You are welcome. The detailed rules are still unknown.

The Drunk Elephant was removed at the advent of drops for a reason. When royals in Shogi reach the promotion zone it becomes practically impossible to checkmate them: they can be easily defended by surrounding them with Tokins, which are easily obtained by dropping Pawns around them and moving those once. The Tokins will protect each other, and form an unbreakable wall, which only gives you Pawns in hand when you try to sacrifice your way through it. And Shogi pieces are quite weak when they have to attack backwards to begin with; the cheapest pieces (Lance and Knight) would likely not be able to attack the castle in the promotion zone at all.
With a Drunk Elephant you can quite easily promote it by dropping it in the promotion zone, and if both players do that the game is an almost certain draw.
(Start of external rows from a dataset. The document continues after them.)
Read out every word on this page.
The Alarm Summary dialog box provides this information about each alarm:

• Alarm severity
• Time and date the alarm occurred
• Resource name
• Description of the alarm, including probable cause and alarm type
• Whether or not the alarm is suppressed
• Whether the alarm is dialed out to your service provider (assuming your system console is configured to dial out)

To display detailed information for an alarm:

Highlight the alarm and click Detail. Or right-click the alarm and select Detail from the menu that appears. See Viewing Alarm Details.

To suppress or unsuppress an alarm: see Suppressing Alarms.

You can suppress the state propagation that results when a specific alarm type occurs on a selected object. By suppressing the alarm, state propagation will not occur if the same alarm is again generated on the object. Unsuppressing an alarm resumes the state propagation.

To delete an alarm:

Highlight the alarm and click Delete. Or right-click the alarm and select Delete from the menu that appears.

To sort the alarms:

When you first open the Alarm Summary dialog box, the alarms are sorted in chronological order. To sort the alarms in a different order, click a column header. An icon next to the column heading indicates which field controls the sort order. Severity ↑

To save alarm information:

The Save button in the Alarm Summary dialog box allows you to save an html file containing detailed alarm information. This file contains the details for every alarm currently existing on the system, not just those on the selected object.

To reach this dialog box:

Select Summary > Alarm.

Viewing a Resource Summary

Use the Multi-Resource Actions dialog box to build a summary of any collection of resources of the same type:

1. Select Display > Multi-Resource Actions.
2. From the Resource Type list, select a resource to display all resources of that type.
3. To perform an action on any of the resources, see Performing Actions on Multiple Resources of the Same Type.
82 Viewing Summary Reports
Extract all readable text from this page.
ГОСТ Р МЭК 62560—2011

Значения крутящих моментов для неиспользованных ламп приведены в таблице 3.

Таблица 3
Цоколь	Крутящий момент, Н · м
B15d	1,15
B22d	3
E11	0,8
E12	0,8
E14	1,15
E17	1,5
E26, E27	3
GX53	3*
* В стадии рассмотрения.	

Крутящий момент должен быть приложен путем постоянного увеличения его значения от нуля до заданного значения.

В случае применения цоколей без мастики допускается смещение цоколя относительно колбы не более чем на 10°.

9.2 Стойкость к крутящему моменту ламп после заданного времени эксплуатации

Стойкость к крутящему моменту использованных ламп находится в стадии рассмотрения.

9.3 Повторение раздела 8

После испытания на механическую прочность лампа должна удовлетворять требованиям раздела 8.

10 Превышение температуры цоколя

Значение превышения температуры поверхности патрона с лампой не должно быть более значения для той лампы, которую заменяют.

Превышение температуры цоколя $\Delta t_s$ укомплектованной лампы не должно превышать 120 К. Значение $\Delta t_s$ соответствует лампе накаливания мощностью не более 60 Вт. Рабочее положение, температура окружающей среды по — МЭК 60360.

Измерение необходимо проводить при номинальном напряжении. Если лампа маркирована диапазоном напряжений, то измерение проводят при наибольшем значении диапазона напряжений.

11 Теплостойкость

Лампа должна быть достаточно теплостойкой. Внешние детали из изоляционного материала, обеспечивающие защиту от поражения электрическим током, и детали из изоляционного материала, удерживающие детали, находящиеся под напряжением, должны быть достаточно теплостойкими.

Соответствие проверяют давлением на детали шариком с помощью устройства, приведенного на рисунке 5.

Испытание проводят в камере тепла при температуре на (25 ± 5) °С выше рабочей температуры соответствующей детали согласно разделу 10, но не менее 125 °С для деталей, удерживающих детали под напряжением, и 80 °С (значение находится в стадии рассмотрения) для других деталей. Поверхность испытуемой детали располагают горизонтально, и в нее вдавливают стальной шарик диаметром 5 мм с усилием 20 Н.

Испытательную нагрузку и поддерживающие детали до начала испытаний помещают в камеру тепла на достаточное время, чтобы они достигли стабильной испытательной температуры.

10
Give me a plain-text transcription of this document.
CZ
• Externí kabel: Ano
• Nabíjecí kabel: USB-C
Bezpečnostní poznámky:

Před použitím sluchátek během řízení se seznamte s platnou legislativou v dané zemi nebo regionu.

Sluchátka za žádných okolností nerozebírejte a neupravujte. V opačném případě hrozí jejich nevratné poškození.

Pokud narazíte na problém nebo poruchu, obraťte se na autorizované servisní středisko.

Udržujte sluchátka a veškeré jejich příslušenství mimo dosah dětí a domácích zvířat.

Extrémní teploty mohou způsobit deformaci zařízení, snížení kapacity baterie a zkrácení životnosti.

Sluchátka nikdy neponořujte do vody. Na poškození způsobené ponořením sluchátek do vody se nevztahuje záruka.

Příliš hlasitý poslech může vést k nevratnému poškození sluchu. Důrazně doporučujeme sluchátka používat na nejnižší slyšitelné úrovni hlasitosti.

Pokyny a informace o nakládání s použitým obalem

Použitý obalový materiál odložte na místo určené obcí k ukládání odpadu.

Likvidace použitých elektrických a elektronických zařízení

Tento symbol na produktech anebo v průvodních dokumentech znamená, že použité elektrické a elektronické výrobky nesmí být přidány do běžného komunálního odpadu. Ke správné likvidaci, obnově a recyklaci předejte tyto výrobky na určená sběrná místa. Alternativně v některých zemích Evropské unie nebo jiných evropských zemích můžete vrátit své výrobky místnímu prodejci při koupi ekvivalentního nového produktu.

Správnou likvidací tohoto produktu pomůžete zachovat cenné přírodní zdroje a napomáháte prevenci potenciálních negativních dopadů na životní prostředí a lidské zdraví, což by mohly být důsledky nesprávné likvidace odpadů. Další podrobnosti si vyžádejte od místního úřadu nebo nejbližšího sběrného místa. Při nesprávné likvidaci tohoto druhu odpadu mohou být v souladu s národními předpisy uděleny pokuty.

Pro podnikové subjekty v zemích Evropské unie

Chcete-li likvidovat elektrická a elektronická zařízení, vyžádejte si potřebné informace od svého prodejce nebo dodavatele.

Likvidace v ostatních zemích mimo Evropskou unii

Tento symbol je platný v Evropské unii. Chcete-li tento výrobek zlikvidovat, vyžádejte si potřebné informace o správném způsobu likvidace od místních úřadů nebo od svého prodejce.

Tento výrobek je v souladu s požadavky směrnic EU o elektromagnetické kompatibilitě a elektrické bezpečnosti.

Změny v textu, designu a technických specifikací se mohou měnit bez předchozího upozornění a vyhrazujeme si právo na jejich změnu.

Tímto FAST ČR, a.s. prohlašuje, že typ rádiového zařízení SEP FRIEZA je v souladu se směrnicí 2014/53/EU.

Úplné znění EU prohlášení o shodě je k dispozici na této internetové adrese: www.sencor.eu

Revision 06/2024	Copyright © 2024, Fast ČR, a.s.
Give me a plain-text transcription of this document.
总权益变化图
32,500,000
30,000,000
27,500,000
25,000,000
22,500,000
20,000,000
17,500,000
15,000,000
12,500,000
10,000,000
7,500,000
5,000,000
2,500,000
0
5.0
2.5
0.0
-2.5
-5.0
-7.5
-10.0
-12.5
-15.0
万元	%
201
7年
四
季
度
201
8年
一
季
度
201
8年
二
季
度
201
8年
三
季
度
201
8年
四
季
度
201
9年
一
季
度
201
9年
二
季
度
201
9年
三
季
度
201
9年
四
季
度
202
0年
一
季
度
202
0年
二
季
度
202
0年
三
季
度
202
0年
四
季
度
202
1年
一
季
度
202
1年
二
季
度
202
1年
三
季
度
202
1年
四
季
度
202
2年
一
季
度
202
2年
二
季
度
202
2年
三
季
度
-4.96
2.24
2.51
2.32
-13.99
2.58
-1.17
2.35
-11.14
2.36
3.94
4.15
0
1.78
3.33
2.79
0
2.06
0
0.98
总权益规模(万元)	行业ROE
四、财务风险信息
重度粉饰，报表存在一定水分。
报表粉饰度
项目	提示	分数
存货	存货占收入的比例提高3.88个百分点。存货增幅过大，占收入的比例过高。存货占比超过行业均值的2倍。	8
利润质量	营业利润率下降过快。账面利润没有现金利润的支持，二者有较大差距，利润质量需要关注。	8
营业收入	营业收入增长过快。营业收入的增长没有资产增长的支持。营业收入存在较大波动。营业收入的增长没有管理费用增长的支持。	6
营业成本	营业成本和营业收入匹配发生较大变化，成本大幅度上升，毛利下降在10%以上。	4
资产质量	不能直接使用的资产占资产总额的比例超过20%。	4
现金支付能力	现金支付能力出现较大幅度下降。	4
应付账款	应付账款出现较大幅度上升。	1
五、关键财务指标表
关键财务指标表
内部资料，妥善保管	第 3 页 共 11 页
That you can allow your King to be captured once you have a Prince in the zone, and then drop that in the zone too makes the game totally unwinnable.
I think it is fine if the promoted drunk elephant is not royal! But I don't think it does any good to the game, though. It doesn't do much bad either, but I don't like the idea of crowding the board, without any reasons.

I think it is fine if the promoted drunk elephant is not royal!
Indeed, then it would just be another piece, not very different in use from a Gold General. (In normal play it is mostly the forward power of a piece that counts.) But in the presented variant it is explicitly mentioned that the Crown Prince is royal. And that is pretty much a fatal flaw.